The Evolution of Drumming
Our conversation drifts into drumming philosophy. Mike talks about the balance between physicality and sound, recalling lessons from Dave Elitch on ergonomics and energy flow. He reflects on how guitarists programming drums accelerated progressive metal’s evolution—creating parts that drummers later translated into physical performance. The result is a unique blend of machine-like precision and human groove.

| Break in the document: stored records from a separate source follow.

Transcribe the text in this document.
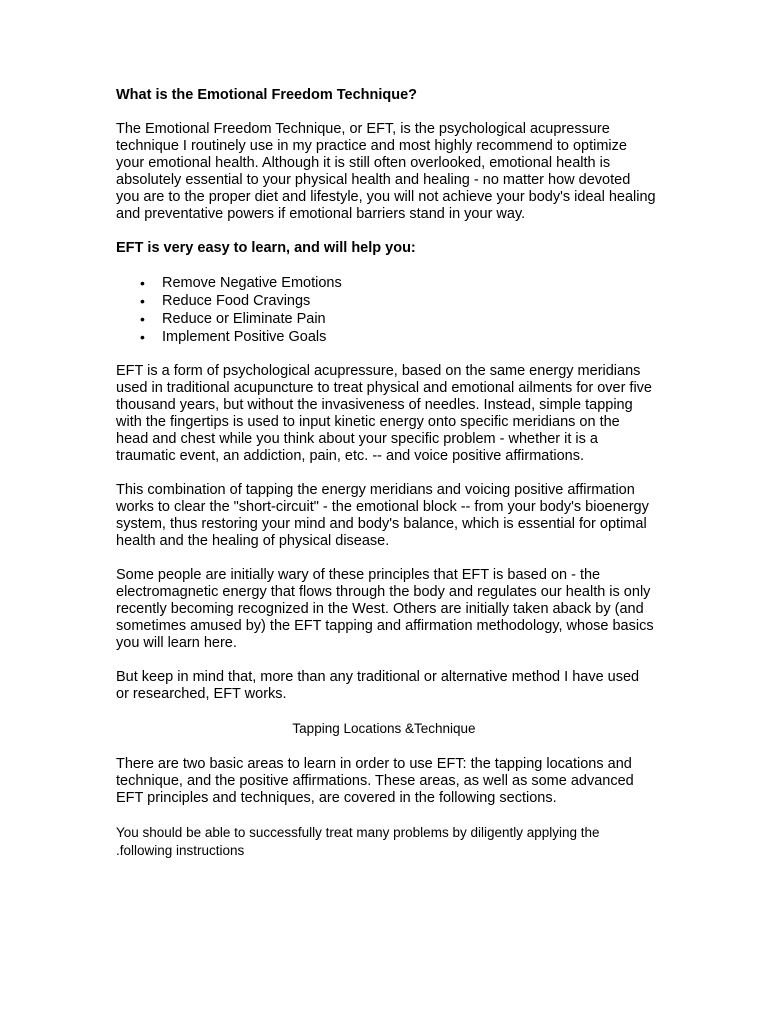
What is the Emotional Freedom Technique?

The Emotional Freedom Technique, or EFT, is the psychological acupressure technique I routinely use in my practice and most highly recommend to optimize your emotional health. Although it is still often overlooked, emotional health is absolutely essential to your physical health and healing - no matter how devoted you are to the proper diet and lifestyle, you will not achieve your body's ideal healing and preventative powers if emotional barriers stand in your way.

EFT is very easy to learn, and will help you:

• Remove Negative Emotions
• Reduce Food Cravings
• Reduce or Eliminate Pain
• Implement Positive Goals

EFT is a form of psychological acupressure, based on the same energy meridians used in traditional acupuncture to treat physical and emotional ailments for over five thousand years, but without the invasiveness of needles. Instead, simple tapping with the fingertips is used to input kinetic energy onto specific meridians on the head and chest while you think about your specific problem - whether it is a traumatic event, an addiction, pain, etc. -- and voice positive affirmations.

This combination of tapping the energy meridians and voicing positive affirmation works to clear the "short-circuit" - the emotional block -- from your body's bioenergy system, thus restoring your mind and body's balance, which is essential for optimal health and the healing of physical disease.

Some people are initially wary of these principles that EFT is based on - the electromagnetic energy that flows through the body and regulates our health is only recently becoming recognized in the West. Others are initially taken aback by (and sometimes amused by) the EFT tapping and affirmation methodology, whose basics you will learn here.

But keep in mind that, more than any traditional or alternative method I have used or researched, EFT works.

Tapping Locations &Technique

There are two basic areas to learn in order to use EFT: the tapping locations and technique, and the positive affirmations. These areas, as well as some advanced EFT principles and techniques, are covered in the following sections.

You should be able to successfully treat many problems by diligently applying the .following instructions
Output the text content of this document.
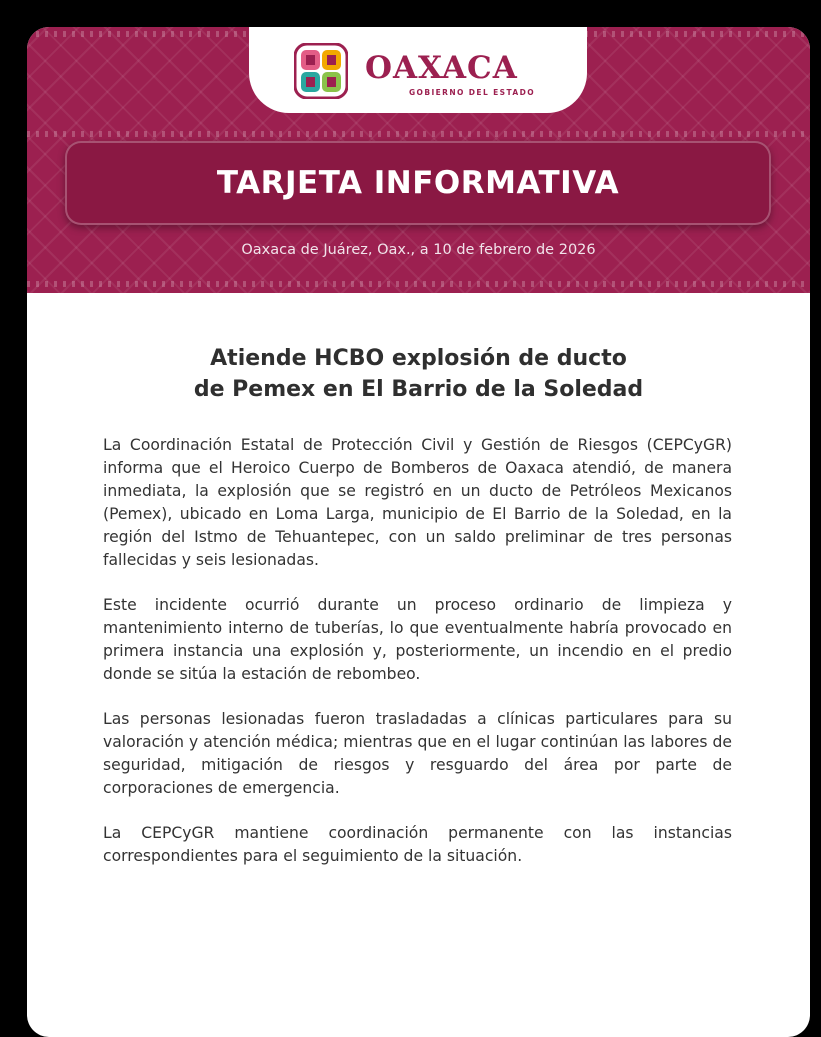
OAXACA
GOBIERNO DEL ESTADO
TARJETA INFORMATIVA
Oaxaca de Juárez, Oax., a 10 de febrero de 2026
Atiende HCBO explosión de ducto
de Pemex en El Barrio de la Soledad

La Coordinación Estatal de Protección Civil y Gestión de Riesgos (CEPCyGR) informa que el Heroico Cuerpo de Bomberos de Oaxaca atendió, de manera inmediata, la explosión que se registró en un ducto de Petróleos Mexicanos (Pemex), ubicado en Loma Larga, municipio de El Barrio de la Soledad, en la región del Istmo de Tehuantepec, con un saldo preliminar de tres personas fallecidas y seis lesionadas.

Este incidente ocurrió durante un proceso ordinario de limpieza y mantenimiento interno de tuberías, lo que eventualmente habría provocado en primera instancia una explosión y, posteriormente, un incendio en el predio donde se sitúa la estación de rebombeo.

Las personas lesionadas fueron trasladadas a clínicas particulares para su valoración y atención médica; mientras que en el lugar continúan las labores de seguridad, mitigación de riesgos y resguardo del área por parte de corporaciones de emergencia.

La CEPCyGR mantiene coordinación permanente con las instancias correspondientes para el seguimiento de la situación.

Stories abound: from Sully of Godsmack playing drums alongside Tommy Stewart and producing radically different tones on the same kit, to pop sessions with Romesh Dodangoda at Rockfield that separated cymbals from kick and snare to capture the perfect balance. Mike’s own journey has included injury, surgery, and recovery, teaching him the value of technique and efficiency.
Collaboration and Craft
Ultimately, Sensible Studios thrives on collaboration. Whether it’s punk rockers tracking guitars at 3am, technicians building custom line amps, or progressive drummers redefining notation, the space embodies what studios should be—laboratories of sound where tradition and innovation meet.
Mike sums it up best: “I don’t just want to fish for people. I want to teach them how to fish.” That ethos, combined with the energy of artists like Theo and the legacy of technicians like Taffy, makes Sensible not just a studio complex, but a living, breathing community of music.